Harriet Harman, Labour’s former deputy leader appointed by Starmer just a few weeks ago as his adviser on women and girls, appeared to concede that his premiership was coming to an end when she said that Labour MPs should now be given the chance to choose who leads them. Starmer, Burnham, and Wes Streeting must, she told Radio 4’s Today programme, agree the process for resolving the leadership crisis between them. “We cannot have a protracted period of wrangling,” she said. “You can’t govern without the support of Labour MPs.”
Patrick Hurley, Labour MP for Southport, who was previously loyal to Starmer, was among the first to say he has now decided that the prime minister must go. “We can’t continue to tell the electorate that they’re wrong,” he told the BBC. The question is how many more Labour MPs have reached the same conclusion? If Burnham manages to secure the support of more than half of the Parliamentary Labour Party – 201 MPs – it is hard to see how Starmer could stay.
Burnham, dressed in a T-shirt and flanked by Count Binface and a furry fox, said at his acceptance speech in Makerfield last night, “Everyone knows that politics isn’t working.
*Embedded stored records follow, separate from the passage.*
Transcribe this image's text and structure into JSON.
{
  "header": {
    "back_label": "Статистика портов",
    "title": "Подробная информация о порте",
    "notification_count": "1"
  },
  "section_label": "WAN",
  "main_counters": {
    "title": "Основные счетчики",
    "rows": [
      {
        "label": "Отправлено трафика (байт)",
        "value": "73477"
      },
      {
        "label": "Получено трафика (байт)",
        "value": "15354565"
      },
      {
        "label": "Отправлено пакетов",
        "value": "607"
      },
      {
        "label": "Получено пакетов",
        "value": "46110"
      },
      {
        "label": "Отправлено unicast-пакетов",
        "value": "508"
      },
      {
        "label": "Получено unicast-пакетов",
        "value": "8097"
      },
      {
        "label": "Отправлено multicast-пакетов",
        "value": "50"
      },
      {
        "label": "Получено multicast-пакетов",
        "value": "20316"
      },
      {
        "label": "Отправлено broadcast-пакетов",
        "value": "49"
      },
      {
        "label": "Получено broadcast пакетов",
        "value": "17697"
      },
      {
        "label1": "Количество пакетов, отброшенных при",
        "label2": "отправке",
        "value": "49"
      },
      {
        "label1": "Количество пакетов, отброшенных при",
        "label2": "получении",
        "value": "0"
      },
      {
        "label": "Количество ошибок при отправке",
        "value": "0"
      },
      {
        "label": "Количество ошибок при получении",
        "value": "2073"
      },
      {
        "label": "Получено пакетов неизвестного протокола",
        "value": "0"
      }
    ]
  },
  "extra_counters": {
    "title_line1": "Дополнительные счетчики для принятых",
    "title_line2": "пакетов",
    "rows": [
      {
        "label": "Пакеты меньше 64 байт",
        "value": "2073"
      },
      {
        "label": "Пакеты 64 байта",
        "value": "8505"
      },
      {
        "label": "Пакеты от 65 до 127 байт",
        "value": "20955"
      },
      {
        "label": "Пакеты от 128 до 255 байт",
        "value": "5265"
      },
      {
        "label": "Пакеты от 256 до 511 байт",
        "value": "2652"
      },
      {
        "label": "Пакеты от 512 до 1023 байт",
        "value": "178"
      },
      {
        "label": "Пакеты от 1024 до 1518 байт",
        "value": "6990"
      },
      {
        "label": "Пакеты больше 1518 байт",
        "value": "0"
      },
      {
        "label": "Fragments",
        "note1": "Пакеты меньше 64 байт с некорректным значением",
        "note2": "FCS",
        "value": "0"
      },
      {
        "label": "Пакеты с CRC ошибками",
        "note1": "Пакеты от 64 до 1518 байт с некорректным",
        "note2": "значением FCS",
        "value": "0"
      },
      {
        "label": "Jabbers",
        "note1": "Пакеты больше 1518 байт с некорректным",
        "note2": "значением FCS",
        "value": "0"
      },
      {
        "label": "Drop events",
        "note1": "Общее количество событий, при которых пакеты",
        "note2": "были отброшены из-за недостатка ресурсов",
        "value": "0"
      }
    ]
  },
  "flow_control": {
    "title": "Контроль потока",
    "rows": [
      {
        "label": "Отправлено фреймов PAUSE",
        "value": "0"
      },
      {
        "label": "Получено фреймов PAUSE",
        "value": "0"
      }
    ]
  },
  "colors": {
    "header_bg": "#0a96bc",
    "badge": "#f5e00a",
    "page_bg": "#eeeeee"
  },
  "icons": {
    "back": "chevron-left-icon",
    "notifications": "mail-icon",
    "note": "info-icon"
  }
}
Everyone can feel the country isn’t where it should be,” he said. “Tonight could be the turning point.”
The rules of the House of Commons determine that he will have to wear a suit and tie in his new job and if he gets to No 10 he will go from being the outsider to the establishment. In our interview he said he was determined to “keep the insurgent approach” if he returned to Westminster, but that is so much harder for an incumbent.